At a meeting in October 2020, JF Zengyoren chairman Hiroshi Kishi warned that if the contaminated water was released into the sea “all the efforts of fishing industry workers to date would come to nothing”.

“It would be a setback and let down for those in the fishing industry and could have a devastating impact into the future,” he added. “Not releasing it into the sea is simply the best approach.”


Impact on the Fukushima community and human rights

Kazue Suzuki, a climate and energy campaigner at Greenpeace Japan said the Japanese government has “once again failed the people of Fukushima”.

“The government has taken the wholly unjustified decision to deliberately contaminate the Pacific Ocean with radioactive wastes,” he added. “It has discounted the radiation risks and turned its back on the clear evidence that sufficient storage capacity is available on the nuclear site as well as in surrounding districts.”

Suzuki said that instead of using the best available technology to minimise radiation hazards by storing and processing the water over the long term, the government has “opted for the cheapest option”.

“The Cabinet’s decision failed to protect the environment and neglected the large-scale opposition and concerns of the local Fukushima residents, as well as the neighbouring citizens around Japan,” he added. “Greenpeace stands with the people of Fukushima, including fishing communities, in their efforts to stop these plans.”

Independent experts from the UN’s Office of the High Commissioner for Human Rights (UN Human Rights) have said the contaminated water at the nuclear plant poses “major environmental and human rights risks” and that any decision to discharge it into the Pacific Ocean “cannot be an acceptable solution”.

The group said discharging contaminated water into the sea would be a “failure to uphold human rights”, including the human rights of children by “exposing them to further risks inside and outside Japan”.

“We recall that Japan has a continuing duty to prevent safety risks and exposure, especially the exposure of children and other vulnerable groups to radiation,” added the UN experts.

“Children are more sensitive to radiation and are at higher risk of radiation-related cancers of certain tissues.

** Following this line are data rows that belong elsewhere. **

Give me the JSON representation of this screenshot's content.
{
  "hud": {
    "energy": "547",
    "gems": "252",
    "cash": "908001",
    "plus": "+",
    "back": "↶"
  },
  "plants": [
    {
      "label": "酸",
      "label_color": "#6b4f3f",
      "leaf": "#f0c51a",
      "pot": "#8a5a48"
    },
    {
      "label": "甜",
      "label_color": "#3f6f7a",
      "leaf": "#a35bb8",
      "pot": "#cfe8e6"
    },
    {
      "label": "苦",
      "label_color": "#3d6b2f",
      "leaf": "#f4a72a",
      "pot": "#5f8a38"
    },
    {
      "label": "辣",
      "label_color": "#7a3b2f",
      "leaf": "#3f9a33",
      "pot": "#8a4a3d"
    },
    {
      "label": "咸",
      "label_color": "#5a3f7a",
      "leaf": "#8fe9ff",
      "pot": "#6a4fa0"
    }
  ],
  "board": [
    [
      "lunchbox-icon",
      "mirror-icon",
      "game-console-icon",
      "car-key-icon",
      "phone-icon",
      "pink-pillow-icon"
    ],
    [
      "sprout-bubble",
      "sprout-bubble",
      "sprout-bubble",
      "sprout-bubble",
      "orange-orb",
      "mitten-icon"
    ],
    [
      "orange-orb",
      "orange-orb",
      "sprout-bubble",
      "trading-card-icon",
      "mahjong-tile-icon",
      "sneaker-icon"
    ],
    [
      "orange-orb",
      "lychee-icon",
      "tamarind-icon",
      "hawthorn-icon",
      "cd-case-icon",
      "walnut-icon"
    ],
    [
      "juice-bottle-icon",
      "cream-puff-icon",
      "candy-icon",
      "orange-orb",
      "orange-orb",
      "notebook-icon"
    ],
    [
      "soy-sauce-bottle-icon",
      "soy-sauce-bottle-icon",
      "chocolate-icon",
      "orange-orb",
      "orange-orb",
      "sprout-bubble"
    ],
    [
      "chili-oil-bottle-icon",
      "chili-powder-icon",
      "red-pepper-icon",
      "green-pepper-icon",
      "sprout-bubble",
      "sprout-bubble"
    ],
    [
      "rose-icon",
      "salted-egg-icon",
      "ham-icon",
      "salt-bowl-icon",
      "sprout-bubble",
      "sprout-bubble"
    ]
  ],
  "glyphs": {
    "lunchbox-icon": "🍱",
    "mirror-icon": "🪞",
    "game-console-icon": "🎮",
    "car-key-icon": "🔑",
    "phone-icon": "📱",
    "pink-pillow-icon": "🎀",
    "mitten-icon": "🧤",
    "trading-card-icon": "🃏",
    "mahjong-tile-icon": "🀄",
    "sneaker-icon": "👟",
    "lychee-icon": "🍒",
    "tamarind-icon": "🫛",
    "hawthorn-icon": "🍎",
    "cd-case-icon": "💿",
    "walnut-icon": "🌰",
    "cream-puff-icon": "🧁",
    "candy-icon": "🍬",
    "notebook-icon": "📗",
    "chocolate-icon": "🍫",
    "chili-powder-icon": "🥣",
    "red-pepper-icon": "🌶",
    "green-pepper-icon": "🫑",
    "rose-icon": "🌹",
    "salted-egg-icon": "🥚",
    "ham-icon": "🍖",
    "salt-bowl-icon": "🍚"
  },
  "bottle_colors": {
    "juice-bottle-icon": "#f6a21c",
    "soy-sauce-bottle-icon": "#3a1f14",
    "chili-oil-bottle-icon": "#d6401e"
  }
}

They are also more likely to experience higher external and internal radiation exposure levels than adults.”

The experts have called upon Japanese authorities to intensify their efforts at preventing risks, protecting the affected population, including children from adverse effects of radiation exposure, in accordance with their international human rights obligations.


Fierce response from neighbouring countries

While the US state department released a statement saying Japan has been “transparent” about its decision, and “appears to have adopted an approach in accordance with globally accepted nuclear safety standards”, the decision has not gone down as well with neighbouring nations China and South Korea.

Zhao Lijian, a spokesman for China’s foreign ministry, said the country “expresses grave concern” over the plans to release the contaminated water into the sea.

“The wastewater from Fukushima after the highest-level nuclear accident is entirely different from the wastewater from normal operations of nuclear power plants,” he added.

Lijian warned that the radioactive materials from the site could “spread to most of the Pacific Ocean within 57 days from the date of discharge, and reach all oceans in a decade”.

“The level of radioactive isotope carbon-14 in the wastewater will remain hazardous for thousands of years and may cause genetic damage,” he added.

“Japan should respond with honesty to views from authoritative institutions and experts. Still, less should it disregard global public interests and simply dump contaminated water from Fukushima into the sea and be done with it.”